Quentin hopes, when he first walks through a hedge onto the campus of Brakebills (which happens to be in upstate New York), that things in life will start mattering, that the real existence of magic will grant significance to everything. The Brakebills brand of magic turns out to be rather quotidian, however: it involves hard work and monotonous practice. It can be extremely unpredictable and dangerous, too, as we learn fairly early in the novel. However, the possibility of great power and great danger doesn’t automatically grant the kind of significance Quentin is looking for (in fact, U2’s “I Still Haven’t Found What I’m Looking For” could be the theme song for The Magicians). When young magicians graduate from Brakebills, they do many of the things that gifted college graduates often find themselves doing: drinking, sleeping around, and wondering if they have any purpose in life.

Only after extreme disillusionment does Quentin begin to wonder whether the lack of meaning in his life may be an internal rather than an external problem. It’s not the world around him that’s empty—it’s himself.

It’s difficult to move from this epiphany to a satisfying conclusion, however, and this is where The Magicians falls short. I’m not demanding some sort of religious conversion on Quentin’s part, but the novel ends with a rather blatant sequel-baiting note that also seems to contradict the rules of the world that Grossman has created.
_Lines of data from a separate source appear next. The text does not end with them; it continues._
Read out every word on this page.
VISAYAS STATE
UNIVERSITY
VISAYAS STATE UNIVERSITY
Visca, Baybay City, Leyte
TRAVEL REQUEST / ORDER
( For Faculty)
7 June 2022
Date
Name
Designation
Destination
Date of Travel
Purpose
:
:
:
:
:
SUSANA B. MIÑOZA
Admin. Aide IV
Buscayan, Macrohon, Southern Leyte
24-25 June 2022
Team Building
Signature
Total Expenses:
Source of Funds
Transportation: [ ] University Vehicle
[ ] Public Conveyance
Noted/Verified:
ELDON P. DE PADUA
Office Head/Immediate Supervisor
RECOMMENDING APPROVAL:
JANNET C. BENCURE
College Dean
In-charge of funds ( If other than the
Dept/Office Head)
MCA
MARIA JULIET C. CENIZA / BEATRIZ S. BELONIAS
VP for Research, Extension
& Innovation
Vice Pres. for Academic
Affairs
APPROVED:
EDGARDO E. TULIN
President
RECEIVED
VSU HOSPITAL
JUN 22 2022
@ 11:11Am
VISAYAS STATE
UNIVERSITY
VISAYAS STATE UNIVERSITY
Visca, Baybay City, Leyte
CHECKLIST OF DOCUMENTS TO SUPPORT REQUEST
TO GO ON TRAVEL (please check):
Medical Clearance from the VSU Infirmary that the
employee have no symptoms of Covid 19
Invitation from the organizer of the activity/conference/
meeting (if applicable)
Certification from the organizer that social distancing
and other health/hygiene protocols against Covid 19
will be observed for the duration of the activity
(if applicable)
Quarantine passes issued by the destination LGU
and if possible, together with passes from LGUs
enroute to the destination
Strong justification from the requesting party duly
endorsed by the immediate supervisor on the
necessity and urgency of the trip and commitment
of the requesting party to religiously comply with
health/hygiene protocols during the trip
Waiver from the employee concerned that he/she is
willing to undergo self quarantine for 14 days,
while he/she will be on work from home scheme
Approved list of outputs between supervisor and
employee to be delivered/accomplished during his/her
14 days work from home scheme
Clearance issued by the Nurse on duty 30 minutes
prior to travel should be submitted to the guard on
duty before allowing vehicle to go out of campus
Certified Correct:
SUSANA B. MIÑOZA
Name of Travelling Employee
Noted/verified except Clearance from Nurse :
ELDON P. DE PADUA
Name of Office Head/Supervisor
The Magicians begins with an epigraph from Shakespeare’s The Tempest, the magician Prospero’s famous lines in which he finally forswears magic:

“I’ll break my staff
Bury it certain fathoms in the earth,
And deeper than did ever plummet sound
I’ll drown my book.”

The magician Prospero here resigns magic, but, more importantly, resigns his habit of using magic to control other people and to make himself invulnerable. It’s a possibility Quentin considers, too, but ultimately rejects, though we’re not quite sure why. Quentin doesn’t need to choose the same fate as Prospero at the end of The Magicians, but if he’s going to choose otherwise, we need to understand that decision. As it is, the end of the novel sounds a fairly hollow note of, “Well, at least Quentin’s still got his buddies. Yay for friendship!”

Most of The Magicians is made of finer stuff than this, however. There are certainly hints in the novel that Grossman may be as disillusioned with God as Quentin becomes with Fillory, but he asks honest questions. What is the purpose of Narnia for those lucky enough to find their way in? Quentin initially believes that being part of a grander story and possibly rescuing some kindly creatures will make his life more meaningful. But there’s more to Narnia than that, as Grossman suggests. Narnia can do nothing for those unwilling to confront the emptiness within themselves. At the end of The Voyage of the Dawn Treader, Aslan tells Lucy and Edmund that the whole reason they were brought to Narnia was so that they may come to recognize Him, by “another name,” in their own world. The Magicians follows the excruciating trajectory of those who cannot find—or do not want to recognize—Aslan in our own world.